Working in Graphviz Visual Editor

Graphviz Visual Editor is based on the Graphviz software library (Graph Visualization Software). This library is also a free and open-source tool for creating graphs and their graphical representations. Graphviz uses the DOT programming language to describe graphs. DOT is essentially a very simple language, and its great power lies in the fact that higher-level programming languages have packages for working with it. In Graphviz, this data is visualized. You can export graphs to PNG, SVG, PDF, and HTML formats using it. Graphviz also has a set of tools for various node arrangement, node and edge formatting, and automatic layout optimization of graph elements.

Graphviz Visual Editor - Simple Interface

Graphviz Visual Editor allows you to create new graphs by adding nodes and edges.
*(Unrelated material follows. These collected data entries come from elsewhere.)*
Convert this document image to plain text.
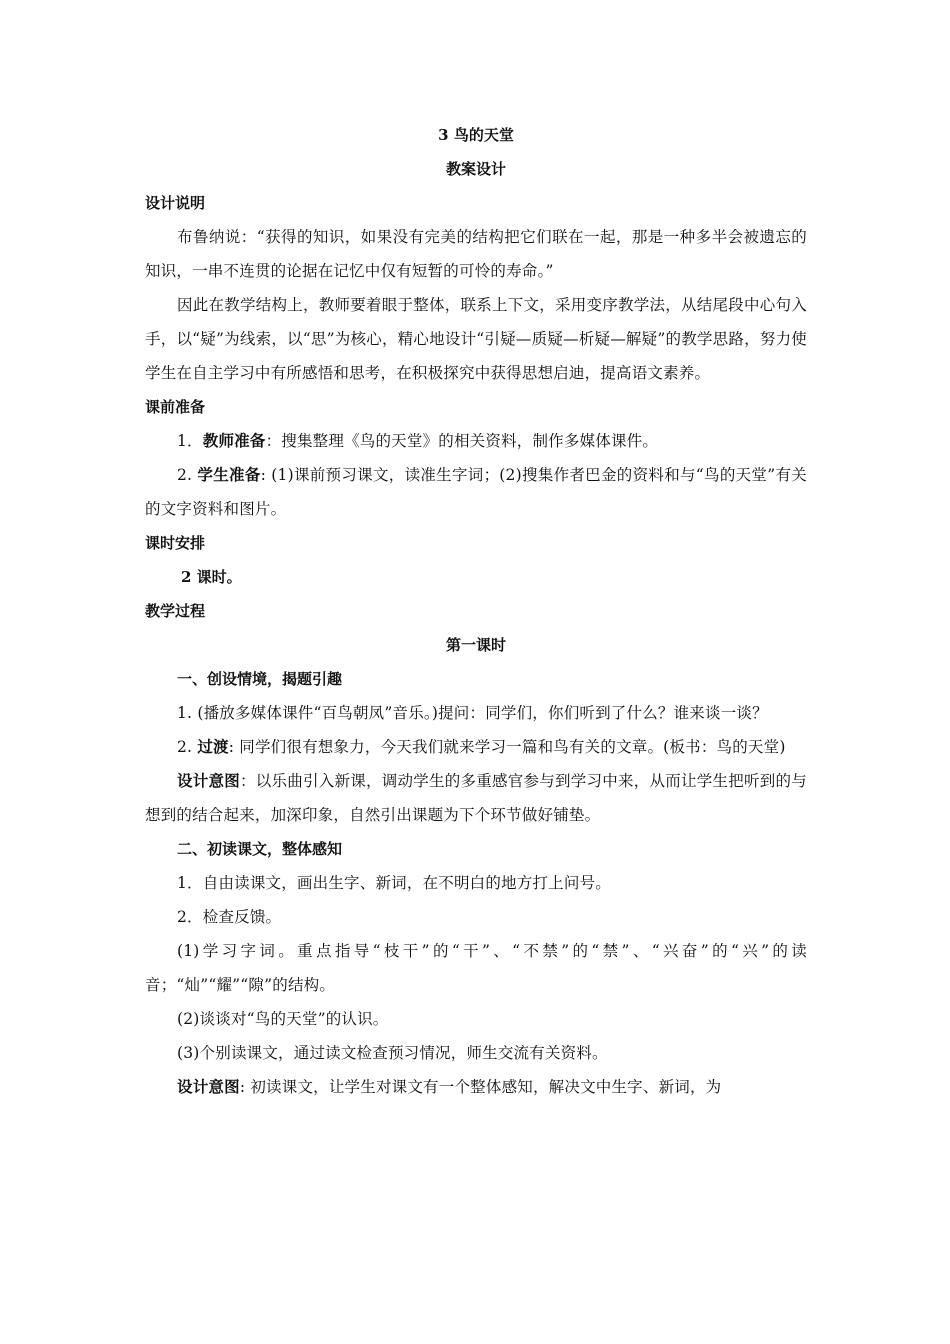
3 鸟的天堂
教案设计
设计说明
布鲁纳说：“获得的知识，如果没有完美的结构把它们联在一起，那是一种多半会被遗忘的知识，一串不连贯的论据在记忆中仅有短暂的可怜的寿命。”
因此在教学结构上，教师要着眼于整体，联系上下文，采用变序教学法，从结尾段中心句入手，以“疑”为线索，以“思”为核心，精心地设计“引疑—质疑—析疑—解疑”的教学思路，努力使学生在自主学习中有所感悟和思考，在积极探究中获得思想启迪，提高语文素养。
课前准备
1．教师准备：搜集整理《鸟的天堂》的相关资料，制作多媒体课件。
2. 学生准备: (1)课前预习课文，读准生字词；(2)搜集作者巴金的资料和与“鸟的天堂”有关的文字资料和图片。
课时安排
2 课时。
教学过程
第一课时
一、创设情境，揭题引趣
1. (播放多媒体课件“百鸟朝凤”音乐。)提问：同学们，你们听到了什么？谁来谈一谈？
2. 过渡: 同学们很有想象力，今天我们就来学习一篇和鸟有关的文章。(板书：鸟的天堂)
设计意图：以乐曲引入新课，调动学生的多重感官参与到学习中来，从而让学生把听到的与想到的结合起来，加深印象，自然引出课题为下个环节做好铺垫。
二、初读课文，整体感知
1．自由读课文，画出生字、新词，在不明白的地方打上问号。
2．检查反馈。
(1)学习字词。重点指导“枝干”的“干”、“不禁”的“禁”、“兴奋”的“兴”的读音；“灿”“耀”“隙”的结构。
(2)谈谈对“鸟的天堂”的认识。
(3)个别读课文，通过读文检查预习情况，师生交流有关资料。
设计意图: 初读课文，让学生对课文有一个整体感知，解决文中生字、新词，为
You can specify and change their attributes (color, thickness, shape, symbol), experiment with the layout of elements on the workspace, zoom in, or move the entire graph for better viewing. Everything you create can be saved in SVG, PNG, and PDF formats or even as interactive HTML graphics.

The program environment is simplified to the maximum, so it must be intuitive. On the left side is a text editor where you describe the graph in DOT format. On the right side is the graphical editor where you do the same but in graphical mode using the mouse and Drag and Drop function. Above is a rudimentary menu where you can find some program operation settings, choose the format in which you want to save the graph, libraries of elements to add to the graph, and their formatting. And that’s about it.

The main reason why this program is interesting is that when you enter some DOT code in the text editor (left), it immediately appears in the graphical editor (right). Also, if you make any changes in the graphical editor, the text editor immediately updates it as part of the program code. (Nothing without JavaScript!) Sometimes it is easier to create something in a graphical editor, and sometimes in a text editor. At the same time, this is a very good way to experiment and learn DOT syntax.

Graphviz Visual Editor is suitable for people who prefer a visual approach to work rather than coding. The application of such a program can be very wide. It is convenient for creating diagrams. A graphical editor that updates the program code in real-time is an advantage compared to programs specialized for this purpose, such as yEd. It is often used for studying graphs. You can also use it for mind mapping. Unlike such programs (e.g., Xmind), which are based on a hierarchical model, here you have complete freedom to place elements in any relationships. After all, why always start from just one central idea or concept?

There are other similar web programs as well. Some may find Sketchviz interesting. It is harder to find a similar program for desktop platforms that work well solely for interactive graph editing in both graphical and text modes. Usually, these are just text editors that support the DOT programming language and generate a graph image as the end result. Of course, we have nothing against some larger and more powerful programs for working with graphs, such as Gephi or Cytoscape, but that’s a completely different story.

Graphviz Visual Editor is far from a perfect program. There could be a lot more done on it. Despite its imperfections, it’s simply a brilliant program. Working or experimenting with it resembles playing some addictive game. Beware, it creates addiction!